Audit log — every write is logged (file, length, source) so "when did the bot's beliefs about Alice change" has a reproducible answer.

Derived indices

Markdown is the source of truth. Any index built from it is a regenerable cache — deletable at any time, rebuilt from scratch on the next startup. Indices live under memory/.index/ and that directory is automatically added to memory/.gitignore on first write.

Currently materialised:

  • memory/.index/embeddings.sqlite — SQLite database populated by ContentSearchProvider's embedding retriever (tier 2). Schema: one row per chunk holding the heading_path, char_start/char_end, token_count, text, and a 384-float vector column (little-endian float32 BLOB, L2-normalised at write time so query is a plain dot product). A separate documents table keyed by rel_path tracks mtime so rebuilds only re-embed changed files.

Chunking convention

When authoring memory files, write with H2-scoped sections so chunking cleanly follows topic boundaries:

  • Files under ~300 words are kept as a single whole-file chunk — fine for short people notes or a two-paragraph topic entry.
  • Longer files are sliced per H2 section, with the file's H1 + the H2 heading prepended to the embedding input. A preamble before the first H2 becomes its own chunk tagged with just the H1.
  • H2 sections over ~1200 tokens are further split into 800-token sliding windows with 200-token overlap, so a sentence near a boundary is never orphaned.

Embedding model

The production model is BAAI/bge-small-en-v1.5 (384-dim, ~68 MB INT8-quantised ONNX), loaded via fastembed on CPU. Total on-disk footprint including fastembed + its transitive deps (onnxruntime, numpy, tokenizers, huggingface_hub, sympy, pillow) is ~370 MB.

No third-party API calls. On first run the model weights are fetched from HuggingFace and cached under ~/.cache/fastembed/ (override via FASTEMBED_CACHE_PATH). Every subsequent run is fully offline. Air-gapped deployments can pre-seed the cache directory.

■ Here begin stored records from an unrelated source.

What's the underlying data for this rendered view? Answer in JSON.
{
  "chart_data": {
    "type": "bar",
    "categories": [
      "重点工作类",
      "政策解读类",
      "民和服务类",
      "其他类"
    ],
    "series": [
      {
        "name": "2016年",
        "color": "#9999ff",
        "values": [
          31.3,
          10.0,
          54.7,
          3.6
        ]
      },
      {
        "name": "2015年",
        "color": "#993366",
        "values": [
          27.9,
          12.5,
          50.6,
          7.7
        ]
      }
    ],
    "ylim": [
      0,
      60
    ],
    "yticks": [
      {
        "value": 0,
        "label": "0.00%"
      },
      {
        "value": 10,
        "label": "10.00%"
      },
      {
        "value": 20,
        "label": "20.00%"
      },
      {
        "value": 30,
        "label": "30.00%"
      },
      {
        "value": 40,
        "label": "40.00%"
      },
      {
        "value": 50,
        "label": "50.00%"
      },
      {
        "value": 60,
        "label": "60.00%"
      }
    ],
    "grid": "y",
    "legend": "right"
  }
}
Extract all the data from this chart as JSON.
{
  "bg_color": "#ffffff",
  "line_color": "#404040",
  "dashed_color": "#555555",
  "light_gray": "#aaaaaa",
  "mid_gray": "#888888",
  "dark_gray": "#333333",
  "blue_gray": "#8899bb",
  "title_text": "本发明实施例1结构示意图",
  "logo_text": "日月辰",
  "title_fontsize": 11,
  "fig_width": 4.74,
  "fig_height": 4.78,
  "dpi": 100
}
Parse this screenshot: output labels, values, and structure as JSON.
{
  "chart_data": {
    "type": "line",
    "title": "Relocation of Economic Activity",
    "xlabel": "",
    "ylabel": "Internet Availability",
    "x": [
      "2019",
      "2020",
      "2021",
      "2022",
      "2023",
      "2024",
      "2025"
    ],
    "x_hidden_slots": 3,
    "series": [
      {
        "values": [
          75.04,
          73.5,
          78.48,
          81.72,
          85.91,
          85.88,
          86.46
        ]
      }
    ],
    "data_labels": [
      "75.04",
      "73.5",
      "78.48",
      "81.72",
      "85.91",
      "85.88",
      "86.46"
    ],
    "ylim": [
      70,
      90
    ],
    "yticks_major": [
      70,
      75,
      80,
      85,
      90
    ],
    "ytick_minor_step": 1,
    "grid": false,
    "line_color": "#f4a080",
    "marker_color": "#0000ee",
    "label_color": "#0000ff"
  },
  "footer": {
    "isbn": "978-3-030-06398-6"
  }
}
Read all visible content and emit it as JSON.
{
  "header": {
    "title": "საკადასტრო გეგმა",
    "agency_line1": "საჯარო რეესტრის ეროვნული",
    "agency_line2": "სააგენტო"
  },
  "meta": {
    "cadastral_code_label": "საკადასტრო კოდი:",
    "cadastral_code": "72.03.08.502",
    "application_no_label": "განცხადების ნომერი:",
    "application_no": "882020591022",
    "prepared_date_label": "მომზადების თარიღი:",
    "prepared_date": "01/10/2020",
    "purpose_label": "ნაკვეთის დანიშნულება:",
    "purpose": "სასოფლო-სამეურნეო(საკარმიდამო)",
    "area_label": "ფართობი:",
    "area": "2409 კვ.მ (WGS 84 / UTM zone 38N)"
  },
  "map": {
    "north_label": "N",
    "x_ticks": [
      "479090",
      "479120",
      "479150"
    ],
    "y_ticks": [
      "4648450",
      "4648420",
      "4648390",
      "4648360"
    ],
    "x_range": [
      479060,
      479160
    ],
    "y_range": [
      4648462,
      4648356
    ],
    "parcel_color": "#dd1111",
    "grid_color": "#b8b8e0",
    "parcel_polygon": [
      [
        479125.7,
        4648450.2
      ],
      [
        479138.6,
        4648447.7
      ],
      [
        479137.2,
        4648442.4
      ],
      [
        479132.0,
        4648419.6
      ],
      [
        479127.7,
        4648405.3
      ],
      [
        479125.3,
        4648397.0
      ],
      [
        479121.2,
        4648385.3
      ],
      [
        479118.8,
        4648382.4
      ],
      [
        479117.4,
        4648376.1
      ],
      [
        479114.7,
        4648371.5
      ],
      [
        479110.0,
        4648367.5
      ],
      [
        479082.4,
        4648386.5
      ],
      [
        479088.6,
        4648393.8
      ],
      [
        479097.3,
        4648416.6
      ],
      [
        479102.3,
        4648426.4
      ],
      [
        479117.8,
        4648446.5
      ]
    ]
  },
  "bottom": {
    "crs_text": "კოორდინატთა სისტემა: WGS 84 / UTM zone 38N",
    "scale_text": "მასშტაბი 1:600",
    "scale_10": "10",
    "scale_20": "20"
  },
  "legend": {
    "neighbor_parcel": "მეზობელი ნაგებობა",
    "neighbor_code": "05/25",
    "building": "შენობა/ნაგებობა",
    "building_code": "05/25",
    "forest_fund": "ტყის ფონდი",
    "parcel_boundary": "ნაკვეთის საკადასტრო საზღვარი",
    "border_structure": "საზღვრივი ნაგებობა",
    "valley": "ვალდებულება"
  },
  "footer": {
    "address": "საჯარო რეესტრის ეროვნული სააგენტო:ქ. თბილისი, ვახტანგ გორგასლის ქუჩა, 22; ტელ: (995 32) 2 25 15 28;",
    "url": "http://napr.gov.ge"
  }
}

Model swap path: to upgrade to BAAI/bge-base-en-v1.5 (768-dim, ~215 MB, +1.4 MTEB points), change the config key and delete memory/.index/embeddings.sqlite. The next startup rebuilds against the new model.

Rebuild freshness

  • On startupEmbeddingIndex.build_if_stale(store, model) compares each (rel_path, mtime) against the documents table. Unchanged files are skipped; changed files are re-embedded transactionally (delete old chunks, insert new) in batches of 32 so ONNX session overhead is amortised. Vanished files are purged.
  • On write — the memory store is wrapped in an IndexingMemoryStore decorator that emits a rel_path event on every write_file / append_file; a background async worker drains the queue and re-embeds each dirty file. The plain MemoryStore itself stays index-agnostic.

Because the deterministic people-lookup tier is the correctness floor, retrieval tolerates a missing or partially-built index — the retriever returns [], the filter LLM falls back on just the speaker/mentioned-name files and its own tools.

Future add-ons

All optional enhancements on top of the "just text" baseline. None of them change the storage format.

  • Graph traversal via Markdown links. A tool (follow_links(path)) that the search agent can use to walk from a file to everything it links to, without having to grep for the link.
  • Housekeeping passes. Cheap-model jobs that scan the directory for duplicate entries, conflicting information, stale beliefs, or notes ready to be promoted to their own files. They propose edits; a human reviews.
  • Markdown-link-aware duplicate detection. The housekeeping pass notices two files that claim to be about the same person but aren't linked to each other, and flags them for merging.
  • Export to SillyTavern lorebook JSON. The reverse of the importer.